Динаму кручу, а встречусь: веди в ресторан, или в филармонию, или в театр, культуры хочу! Он сразу скукожится, жмется, я тебе, говорит, лучше машину куплю. Покупай! Нет, спасибо! Не надо! Я в театр хочу! Идем в театр. Официально была с ним на «вы», вплоть до самой кончины, соблюдала дистанцию, из уважения к профилю и за заслуги, а как Ксюша на помощь явилась: – Отчего, – первый вопрос в двери, – он умер? – Как отчего? – отвечаю не колеблясь: – От восторга!
Оговорюсь и сейчас, принимая в свидетели бабушку, чей портрет не продам, скорее удавлюсь в ванной, а ванная, разве это ванная! С газовой горелкой, газоаппарат, насмешка над современностью, зато горячая вода есть всегда, оговорюсь и сейчас, ибо происходим мы из княжеского рода, хотя и заблудшего на дорогах, потерянного в обстоятельствах: – Мой Леонардик умер от восторга!

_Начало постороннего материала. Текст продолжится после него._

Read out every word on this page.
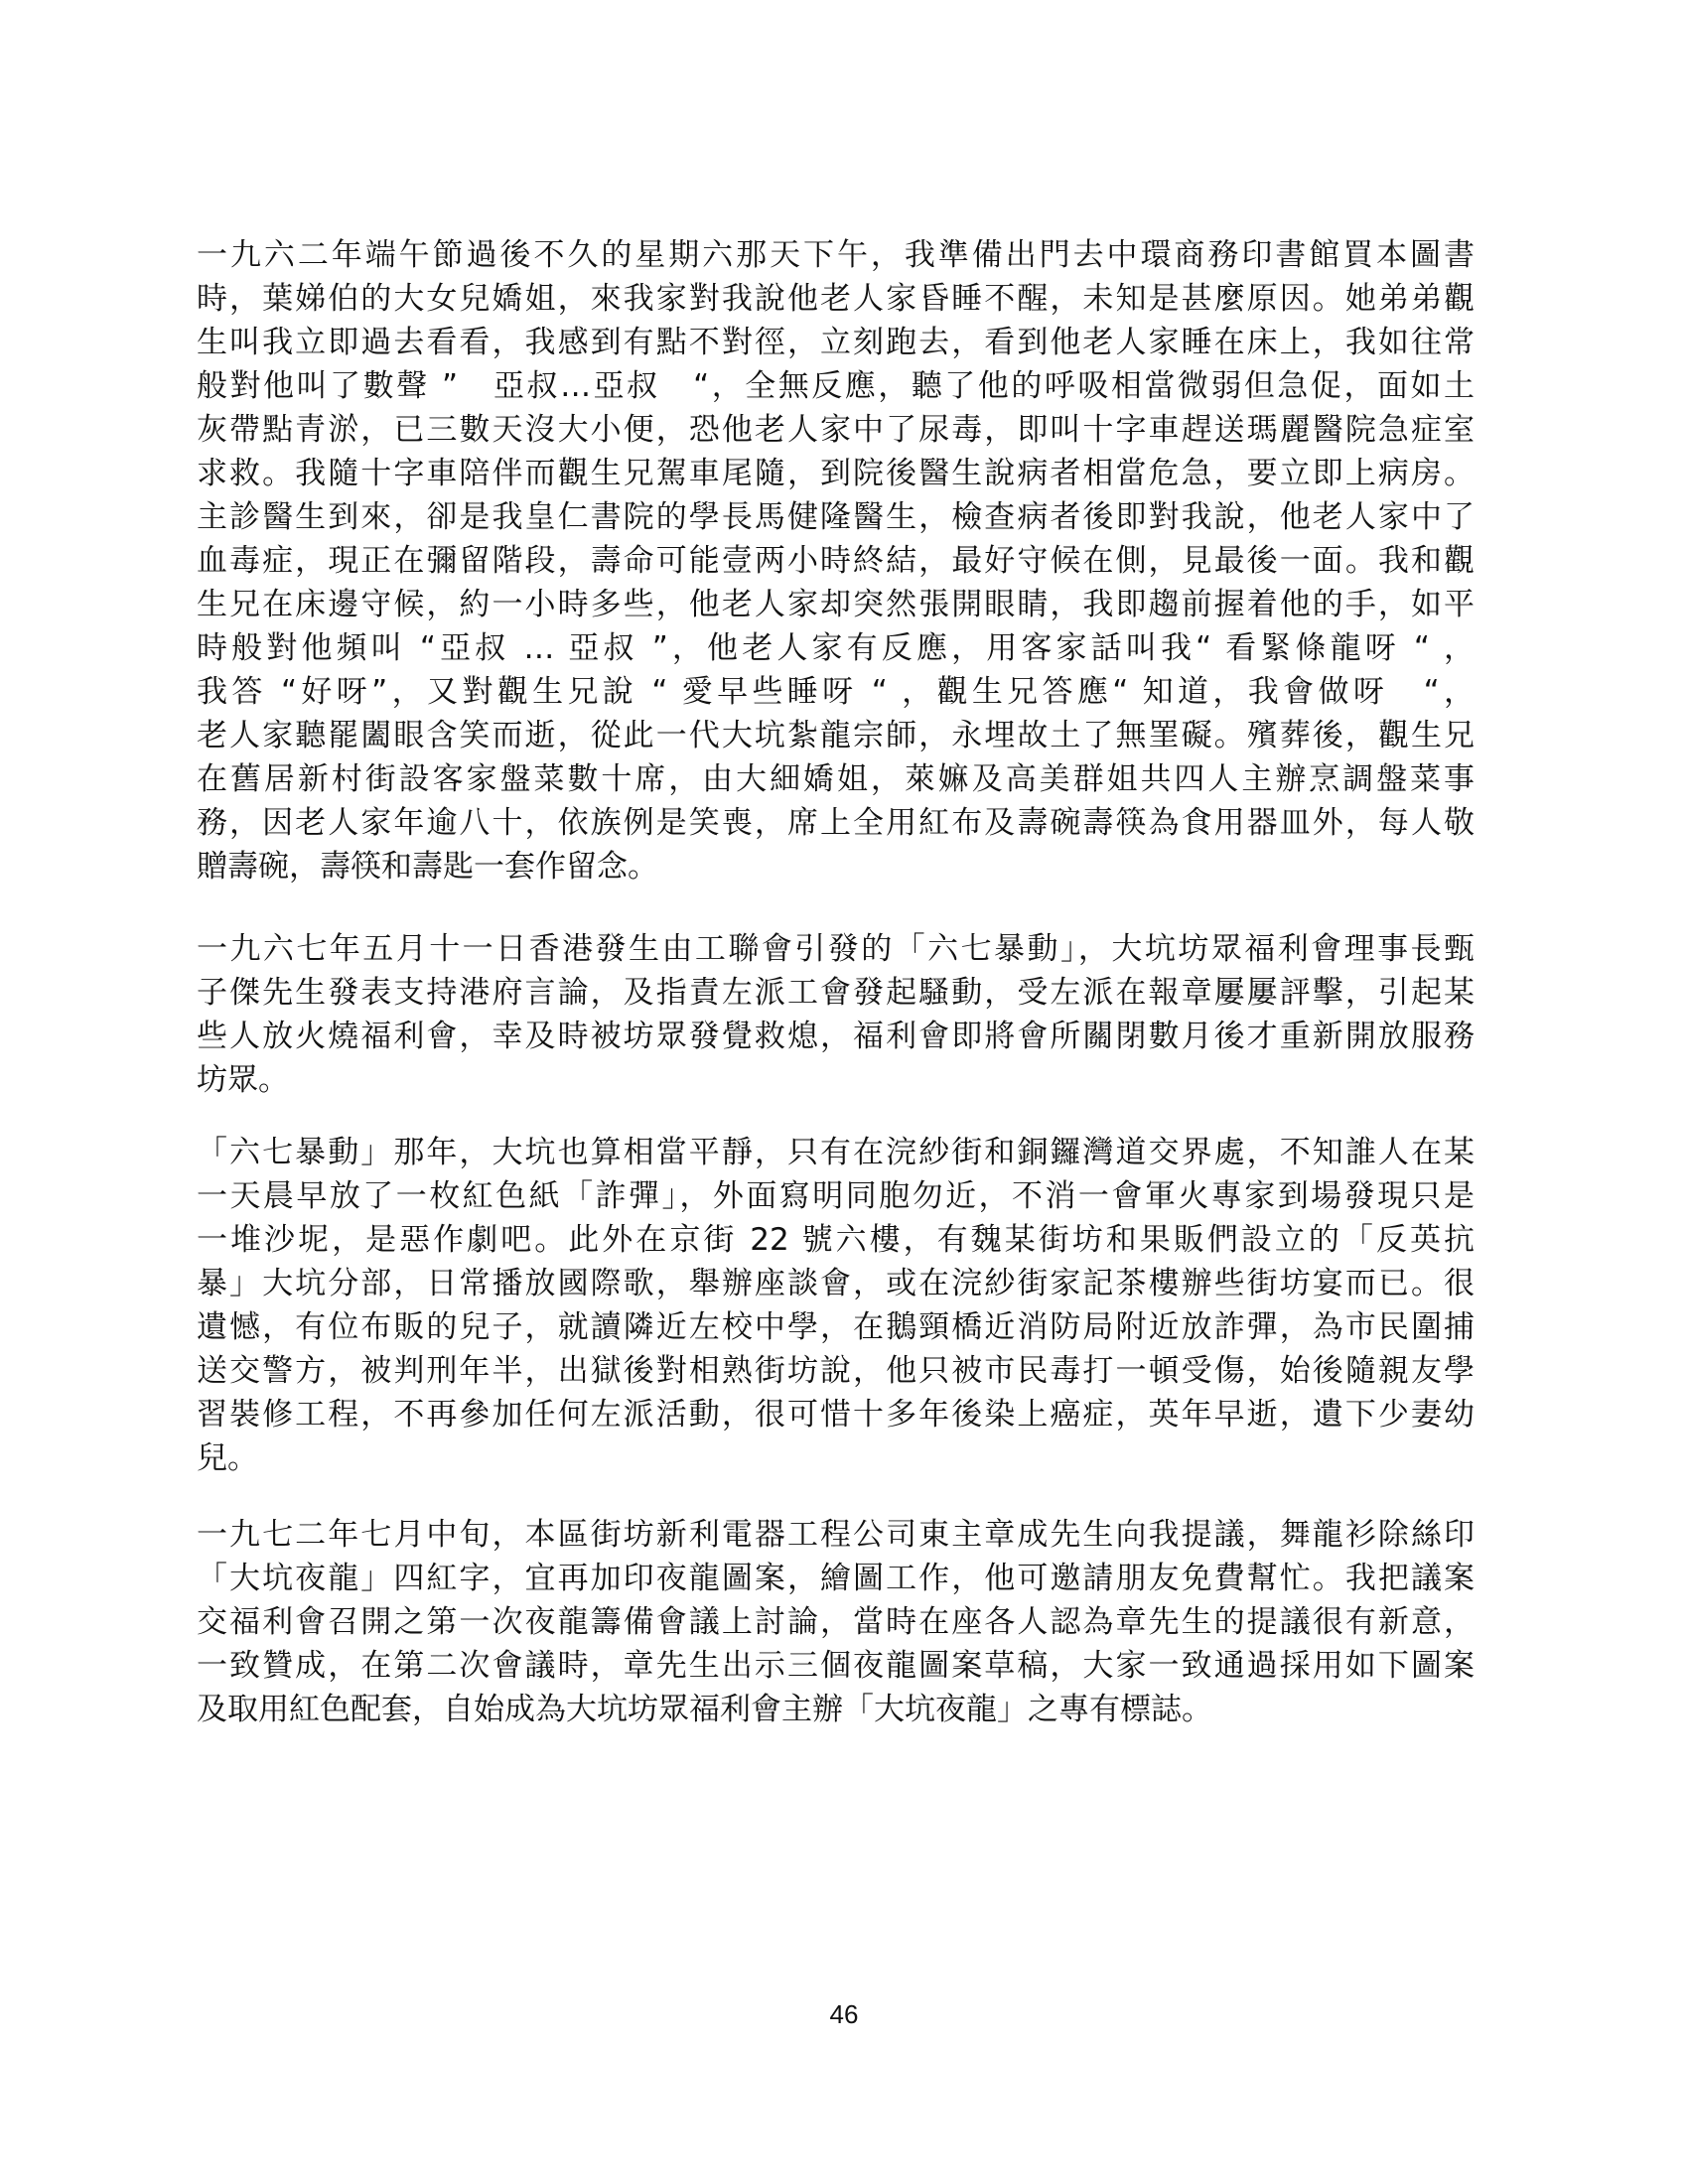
一九六二年端午節過後不久的星期六那天下午，我準備出門去中環商務印書館買本圖書
時，葉娣伯的大女兒嬌姐，來我家對我說他老人家昏睡不醒，未知是甚麼原因。她弟弟觀
生叫我立即過去看看，我感到有點不對徑，立刻跑去，看到他老人家睡在床上，我如往常
般對他叫了數聲 ”　亞叔…亞叔　“，全無反應，聽了他的呼吸相當微弱但急促，面如土
灰帶點青淤，已三數天沒大小便，恐他老人家中了尿毒，即叫十字車趕送瑪麗醫院急症室
求救。我隨十字車陪伴而觀生兄駕車尾隨，到院後醫生說病者相當危急，要立即上病房。
主診醫生到來，卻是我皇仁書院的學長馬健隆醫生，檢查病者後即對我說，他老人家中了
血毒症，現正在彌留階段，壽命可能壹两小時終結，最好守候在側，見最後一面。我和觀
生兄在床邊守候，約一小時多些，他老人家却突然張開眼睛，我即趨前握着他的手，如平
時般對他頻叫 “亞叔 … 亞叔 ”，他老人家有反應，用客家話叫我“ 看緊條龍呀 “ ，
我答 “好呀”，又對觀生兄說 “ 愛早些睡呀 “ ，觀生兄答應“ 知道，我會做呀　“，
老人家聽罷闔眼含笑而逝，從此一代大坑紮龍宗師，永埋故土了無罣礙。殯葬後，觀生兄
在舊居新村街設客家盤菜數十席，由大細嬌姐，萊嫲及高美群姐共四人主辦烹調盤菜事
務，因老人家年逾八十，依族例是笑喪，席上全用紅布及壽碗壽筷為食用器皿外，每人敬
贈壽碗，壽筷和壽匙一套作留念。
一九六七年五月十一日香港發生由工聯會引發的「六七暴動」，大坑坊眾福利會理事長甄
子傑先生發表支持港府言論，及指責左派工會發起騷動，受左派在報章屢屢評擊，引起某
些人放火燒福利會，幸及時被坊眾發覺救熄，福利會即將會所關閉數月後才重新開放服務
坊眾。
「六七暴動」那年，大坑也算相當平靜，只有在浣紗街和銅鑼灣道交界處，不知誰人在某
一天晨早放了一枚紅色紙「詐彈」，外面寫明同胞勿近，不消一會軍火專家到場發現只是
一堆沙坭，是惡作劇吧。此外在京街 22 號六樓，有魏某街坊和果販們設立的「反英抗
暴」大坑分部，日常播放國際歌，舉辦座談會，或在浣紗街家記茶樓辦些街坊宴而已。很
遺憾，有位布販的兒子，就讀隣近左校中學，在鵝頸橋近消防局附近放詐彈，為市民圍捕
送交警方，被判刑年半，出獄後對相熟街坊說，他只被市民毒打一頓受傷，始後隨親友學
習裝修工程，不再參加任何左派活動，很可惜十多年後染上癌症，英年早逝，遺下少妻幼
兒。
一九七二年七月中旬，本區街坊新利電器工程公司東主章成先生向我提議，舞龍衫除絲印
「大坑夜龍」四紅字，宜再加印夜龍圖案，繪圖工作，他可邀請朋友免費幫忙。我把議案
交福利會召開之第一次夜龍籌備會議上討論，當時在座各人認為章先生的提議很有新意，
一致贊成，在第二次會議時，章先生出示三個夜龍圖案草稿，大家一致通過採用如下圖案
及取用紅色配套，自始成為大坑坊眾福利會主辦「大坑夜龍」之專有標誌。
46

Положа руку на сердце, я его не убивала. Я только довела его до восторга. Дальше он сам себя довел… А то они тут слетелись на меня, вши лобковые, кровь пьют, озверели совсем! Что я вам сделала? Что привязались?! Вы моего сломанного мизинца не стоите! Вон, посмотрите, у меня прабабушка – столбовая дворянка из Калинина! Вон портрет, писанный маслом! Совершенно шикарная женщина, бездна обаяния, декольте, надменный взор, драгоценности. Я все продам, пойду по миру побираться, но портрет не продам, хотя жить мне, скажу не таясь, больше не на что, а если икру ем, то тоже трофейную, запасы кончаются, икра да коньяк – вот и все, чем меня вы одаривали, да я не продалась, я динаму крутила, и любовничков, если на то пошло, было у меня не больше десяти! А прабабушку не продам! Это память. Ритуля говорит: мы похожи. Ритуля Ритулей, а я сама сравнивала: прикреплю портрет к трюмо, встану рядом, смотрю: сходство несомненное, и взор тоже надменный, не наш, и шеи похожие. Только у нее меньше беспокойства в лице…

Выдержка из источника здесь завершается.